"On ne force personne à aller voir Hannibal. Ces histoires de censure sont pure hypocrisie !" martèle Anthony Hopkins dans les colonnes du quotidien populaire allemand Bild. Pas content le héros d'Hannibal ! Le dernier film de Ridley Scott, qui met à nouveau en scène le psychopathe cannibale du Silence des agneaux, est menacé de censure et de restrictions (interdit au moins de 18 ans) en Italie, Allemagne et Australie. Raisons invoquées : le film serait beaucoup trop violent aux yeux des censeurs de ces pays.
Pas plus sanglant que les tragédies de Shakespeare
"De telles décisions seraient le meilleur moyen de détruire ce film", poursuit Anthony Hopkins. Et de plaider : "Hannibal n'est pas plus violent que les tragédies sanglantes de Shakespeare".
Jeremy Irons (Donjons et dragons), qui avait pourtant refusé le rôle d'Hannibal Lecter, prend lui aussi la défense du film. Depuis la Nouvelle-Zélande, où ce passionné de voile va participer à une course autour du monde, l'acteur fait appel, lui aussi, aux tragédies... grecques celles-là. "Hannibal n'est pas plus gore que certaines pièces grecques où l'on mange des tourtes aux enfants et où on leur arrache les yeux. Il faut relativiser, ce n'est qu'un film. Même s'il s'inspire de la violence de notre monde. Il faut faire preuve d'un minimum de recul face à ce genre de réalisations."

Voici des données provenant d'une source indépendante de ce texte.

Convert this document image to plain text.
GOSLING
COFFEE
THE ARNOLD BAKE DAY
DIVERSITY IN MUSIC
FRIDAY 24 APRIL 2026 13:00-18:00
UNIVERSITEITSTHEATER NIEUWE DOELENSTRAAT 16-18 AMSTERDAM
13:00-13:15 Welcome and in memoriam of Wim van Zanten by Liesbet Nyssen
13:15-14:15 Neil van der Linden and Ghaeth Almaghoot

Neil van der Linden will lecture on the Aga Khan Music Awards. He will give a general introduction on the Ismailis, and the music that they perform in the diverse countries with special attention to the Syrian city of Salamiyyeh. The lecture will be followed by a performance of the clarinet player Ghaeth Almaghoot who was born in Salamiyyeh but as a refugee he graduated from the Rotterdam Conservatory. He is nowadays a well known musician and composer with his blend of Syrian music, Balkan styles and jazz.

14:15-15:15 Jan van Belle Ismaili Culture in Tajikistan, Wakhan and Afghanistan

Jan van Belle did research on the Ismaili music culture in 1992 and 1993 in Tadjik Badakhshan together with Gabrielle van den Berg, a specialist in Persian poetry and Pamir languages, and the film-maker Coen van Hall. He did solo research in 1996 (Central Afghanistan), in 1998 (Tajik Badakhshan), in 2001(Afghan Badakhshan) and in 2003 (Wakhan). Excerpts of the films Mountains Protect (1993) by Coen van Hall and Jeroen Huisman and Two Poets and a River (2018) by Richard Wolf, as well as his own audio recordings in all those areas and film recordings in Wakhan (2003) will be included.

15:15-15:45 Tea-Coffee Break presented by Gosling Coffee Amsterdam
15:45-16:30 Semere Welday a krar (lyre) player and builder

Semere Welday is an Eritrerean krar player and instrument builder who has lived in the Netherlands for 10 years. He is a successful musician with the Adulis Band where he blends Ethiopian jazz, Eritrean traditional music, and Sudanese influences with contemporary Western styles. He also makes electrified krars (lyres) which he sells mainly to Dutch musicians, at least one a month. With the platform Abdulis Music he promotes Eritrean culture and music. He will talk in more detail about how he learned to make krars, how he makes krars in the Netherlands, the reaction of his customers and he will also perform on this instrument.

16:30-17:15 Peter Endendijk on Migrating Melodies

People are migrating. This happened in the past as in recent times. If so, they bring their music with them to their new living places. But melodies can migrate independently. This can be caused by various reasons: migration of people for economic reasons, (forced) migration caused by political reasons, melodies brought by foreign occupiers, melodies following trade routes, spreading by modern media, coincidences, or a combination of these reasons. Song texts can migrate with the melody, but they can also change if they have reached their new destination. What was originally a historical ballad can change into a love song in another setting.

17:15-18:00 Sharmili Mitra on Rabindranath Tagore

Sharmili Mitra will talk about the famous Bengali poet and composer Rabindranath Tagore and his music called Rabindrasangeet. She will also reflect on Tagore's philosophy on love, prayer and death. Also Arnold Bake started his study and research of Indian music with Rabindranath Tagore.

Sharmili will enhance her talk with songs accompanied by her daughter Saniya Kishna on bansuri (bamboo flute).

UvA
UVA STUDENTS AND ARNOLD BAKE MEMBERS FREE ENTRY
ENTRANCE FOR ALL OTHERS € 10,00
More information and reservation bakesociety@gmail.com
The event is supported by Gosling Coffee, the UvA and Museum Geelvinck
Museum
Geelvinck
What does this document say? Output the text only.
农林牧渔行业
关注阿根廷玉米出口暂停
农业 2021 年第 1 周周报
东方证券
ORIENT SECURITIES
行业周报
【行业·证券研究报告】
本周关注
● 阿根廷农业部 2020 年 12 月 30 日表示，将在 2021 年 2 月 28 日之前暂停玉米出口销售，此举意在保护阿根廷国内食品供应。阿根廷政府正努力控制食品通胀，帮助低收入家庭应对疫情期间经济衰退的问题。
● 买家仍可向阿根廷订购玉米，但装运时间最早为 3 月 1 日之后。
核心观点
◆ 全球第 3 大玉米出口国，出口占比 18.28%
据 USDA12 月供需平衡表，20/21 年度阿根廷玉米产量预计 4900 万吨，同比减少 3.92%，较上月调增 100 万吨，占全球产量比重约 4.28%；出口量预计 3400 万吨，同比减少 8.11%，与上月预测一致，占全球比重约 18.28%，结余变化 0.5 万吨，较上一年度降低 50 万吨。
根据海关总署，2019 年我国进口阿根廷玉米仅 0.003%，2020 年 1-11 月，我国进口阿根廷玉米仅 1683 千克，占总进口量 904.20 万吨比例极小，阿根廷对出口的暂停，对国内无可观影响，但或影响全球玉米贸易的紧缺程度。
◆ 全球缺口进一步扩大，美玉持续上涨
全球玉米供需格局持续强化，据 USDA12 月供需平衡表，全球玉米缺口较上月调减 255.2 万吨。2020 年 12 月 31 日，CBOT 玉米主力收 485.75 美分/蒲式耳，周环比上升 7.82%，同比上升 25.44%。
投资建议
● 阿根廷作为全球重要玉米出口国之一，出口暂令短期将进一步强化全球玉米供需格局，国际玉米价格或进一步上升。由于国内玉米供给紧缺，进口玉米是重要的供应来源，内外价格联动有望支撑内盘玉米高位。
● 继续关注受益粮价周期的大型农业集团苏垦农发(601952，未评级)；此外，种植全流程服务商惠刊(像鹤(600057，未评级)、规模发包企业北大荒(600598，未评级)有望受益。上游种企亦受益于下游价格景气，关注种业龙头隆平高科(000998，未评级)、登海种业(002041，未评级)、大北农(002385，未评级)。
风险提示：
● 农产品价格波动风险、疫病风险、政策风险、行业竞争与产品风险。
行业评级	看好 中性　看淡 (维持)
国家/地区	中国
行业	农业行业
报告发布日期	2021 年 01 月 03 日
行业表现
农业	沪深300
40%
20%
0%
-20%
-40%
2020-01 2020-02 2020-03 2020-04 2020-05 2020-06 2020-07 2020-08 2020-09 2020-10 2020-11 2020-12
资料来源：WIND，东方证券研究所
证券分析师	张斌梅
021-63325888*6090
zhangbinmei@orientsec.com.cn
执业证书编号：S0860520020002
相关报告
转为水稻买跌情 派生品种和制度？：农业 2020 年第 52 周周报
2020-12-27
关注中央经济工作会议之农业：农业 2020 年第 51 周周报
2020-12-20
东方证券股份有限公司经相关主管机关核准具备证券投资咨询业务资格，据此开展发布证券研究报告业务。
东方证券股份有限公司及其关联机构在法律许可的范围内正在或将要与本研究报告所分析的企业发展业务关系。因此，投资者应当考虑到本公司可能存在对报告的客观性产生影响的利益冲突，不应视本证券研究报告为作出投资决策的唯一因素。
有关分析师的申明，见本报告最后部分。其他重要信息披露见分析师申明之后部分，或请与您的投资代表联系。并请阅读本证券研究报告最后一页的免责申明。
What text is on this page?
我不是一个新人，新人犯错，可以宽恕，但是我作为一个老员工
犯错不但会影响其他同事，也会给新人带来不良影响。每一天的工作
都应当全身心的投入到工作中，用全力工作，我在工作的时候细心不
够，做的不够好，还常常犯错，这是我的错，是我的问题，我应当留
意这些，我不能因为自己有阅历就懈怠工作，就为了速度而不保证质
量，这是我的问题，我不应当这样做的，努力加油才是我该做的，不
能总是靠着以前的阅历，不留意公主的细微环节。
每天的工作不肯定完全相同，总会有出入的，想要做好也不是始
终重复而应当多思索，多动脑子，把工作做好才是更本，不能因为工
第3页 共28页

"Le film devrait être interdit aux mineurs..."
De son côté, Giancarlo Giannini alias Pazzi, l'inspecteur à la poursuite d'Hannibal dans le film, se montre plus réticent. "Le film devrait être interdit aux mineurs, selon moi". L'acteur italien (Le Dîner) ajoute : "cela va un peu trop loin parfois. Je n'emmènerais pas ma fille de dix ans voir un film tel que celui-ci. Mais il faut aussi garder une certaine distance. Quelques scènes relèvent plus de l'humour. Et le public adhère, puisque le film bat des records au box-office américain depuis sa sortie" (ndrl : le 9 février). Les spectateurs français devront, eux, patienter jusqu'au 28 février pour se faire une idée.